During a power outage, electricity usage for some households may become unavailable, thus resulting in implicit missing values in the database. Gaps in time occur to 17.9% of the households in this dataset. It would be interesting to explore these missing patterns as part of a preliminary analysis. Since the smart meters have been installed at different dates for each household, it is reasonable to assume that the records are obtainable for different time lengths for each household. Figure 3.11 shows the gaps for the top 49 households arranged in rows from high to low in tallies. (The remaining households values have been aggregated into a single batch and appear at the top.) Missing values can be seen to occur at any time during the entire span. A small number of customers have undergone energy unavailability in consecutive hours, indicated by a line range in the plot. On the other hand, the majority suffer occasional outages with more frequent occurrence in January.

Time gap plots for the 49 customers with most implicit missing values, and the remaining customers grouped into the one line at top. Each cross represents an observation missing in time and a line between two dots shows continuous missingness over time. Each row corresponds to one customer. Missing values occur at various times, with more in January and February than other months.
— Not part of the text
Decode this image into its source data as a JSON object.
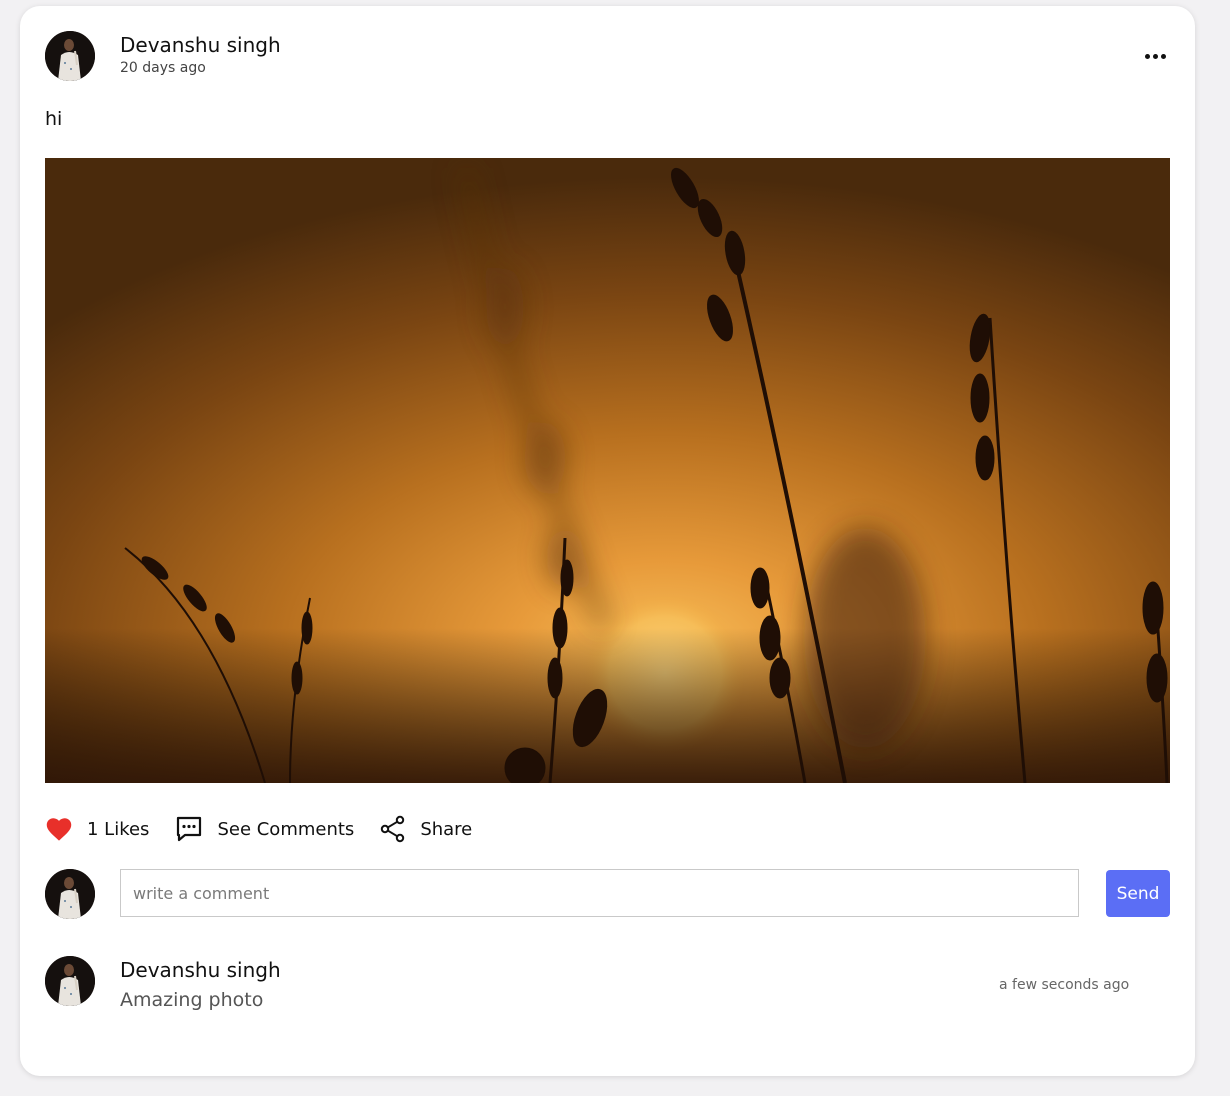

Figure 3.11: Time gap plots for the 49 customers with most implicit missing values, and the remaining customers grouped into the one line at top. Each cross represents an observation missing in time and a line between two dots shows continuous missingness over time. Each row corresponds to one customer. Missing values occur at various times, with more in January and February than other months.
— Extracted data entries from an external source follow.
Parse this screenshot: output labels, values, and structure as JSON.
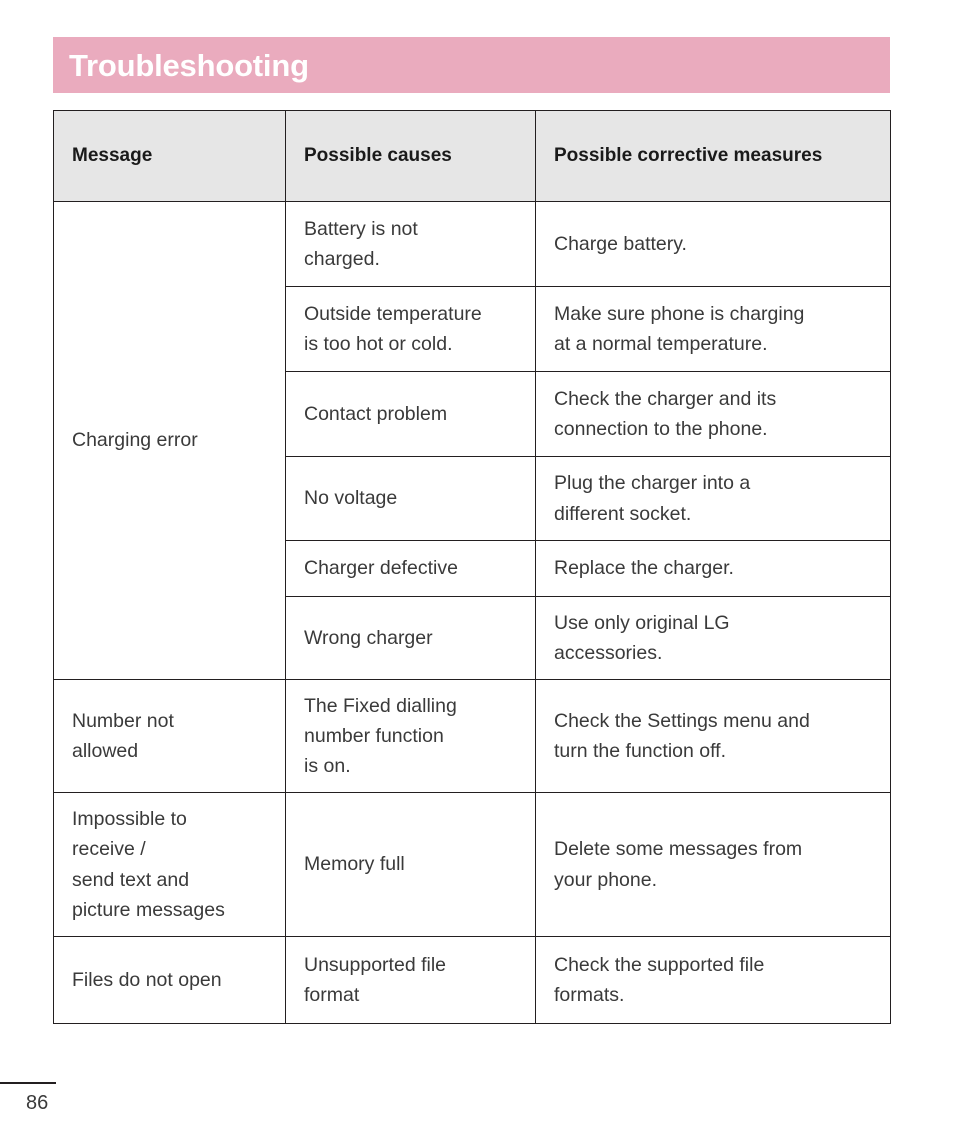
{
  "page": {
    "title": "Troubleshooting",
    "page_number": "86",
    "accent_color": "#eaabbe",
    "header_fill": "#e6e6e6",
    "text_color": "#3a3a3a"
  },
  "table": {
    "columns": [
      "Message",
      "Possible causes",
      "Possible corrective measures"
    ],
    "rows": [
      {
        "message": "Charging error",
        "message_lines": [
          "Charging error"
        ],
        "cause_lines": [
          "Battery is not",
          "charged."
        ],
        "fix_lines": [
          "Charge battery."
        ]
      },
      {
        "message": "",
        "message_lines": [],
        "cause_lines": [
          "Outside temperature",
          "is too hot or cold."
        ],
        "fix_lines": [
          "Make sure phone is charging",
          "at a normal temperature."
        ]
      },
      {
        "message": "",
        "message_lines": [],
        "cause_lines": [
          "Contact problem"
        ],
        "fix_lines": [
          "Check the charger and its",
          "connection to the phone."
        ]
      },
      {
        "message": "",
        "message_lines": [],
        "cause_lines": [
          "No voltage"
        ],
        "fix_lines": [
          "Plug the charger into a",
          "different socket."
        ]
      },
      {
        "message": "",
        "message_lines": [],
        "cause_lines": [
          "Charger defective"
        ],
        "fix_lines": [
          "Replace the charger."
        ]
      },
      {
        "message": "",
        "message_lines": [],
        "cause_lines": [
          "Wrong charger"
        ],
        "fix_lines": [
          "Use only original LG",
          "accessories."
        ]
      },
      {
        "message": "Number not allowed",
        "message_lines": [
          "Number not",
          "allowed"
        ],
        "cause_lines": [
          "The Fixed dialling",
          "number function",
          "is on."
        ],
        "fix_lines": [
          "Check the Settings menu and",
          "turn the function off."
        ]
      },
      {
        "message": "Impossible to receive / send text and picture messages",
        "message_lines": [
          "Impossible to",
          "receive /",
          "send text and",
          "picture messages"
        ],
        "cause_lines": [
          "Memory full"
        ],
        "fix_lines": [
          "Delete some messages from",
          "your phone."
        ]
      },
      {
        "message": "Files do not open",
        "message_lines": [
          "Files do not open"
        ],
        "cause_lines": [
          "Unsupported file",
          "format"
        ],
        "fix_lines": [
          "Check the supported file",
          "formats."
        ]
      }
    ]
  }
}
Aggregation across all individuals helps to sketch a big picture of the behavioral change over time, organized into a calendar display (Figure 3.12). Each glyph represents the daily pattern of average residential electricity usage every thirty minutes. Higher consumption is indicated by higher values, and typically occurs in daylight hours. Color indicates hot days. The daily snapshots vary depending on the season in the year. During the summer months (December and January), the late-afternoon peak becomes predominant driven by the use of air conditioning, especially on hot days with daily average temperature greater than 25 degrees C. However, the winter time (July and August) sees two peaks in a day, which is probably due to heating in the morning and evening. This plot illustrates how the tsibble data can easily integrate with other tools and graphics.

Half-hourly average electricity use across all customers in the region, organized into calendar format, with color indicating hot days. Energy use of hot days tends to be higher, suggesting air conditioner use. Days in the winter months have a double peak suggesting heater use.

Figure 3.12: Half-hourly average electricity use across all customers in the region, organized into calendar format, with color indicating hot days. Energy use of hot days tends to be higher, suggesting air conditioner use. Days in the winter months have a double peak suggesting heater use.

Flow chart illustrating the pipeline that preprocessed the data for creating Figure 3.12.

Figure 3.13: Flow chart illustrating the pipeline that preprocessed the data for creating Figure 3.12.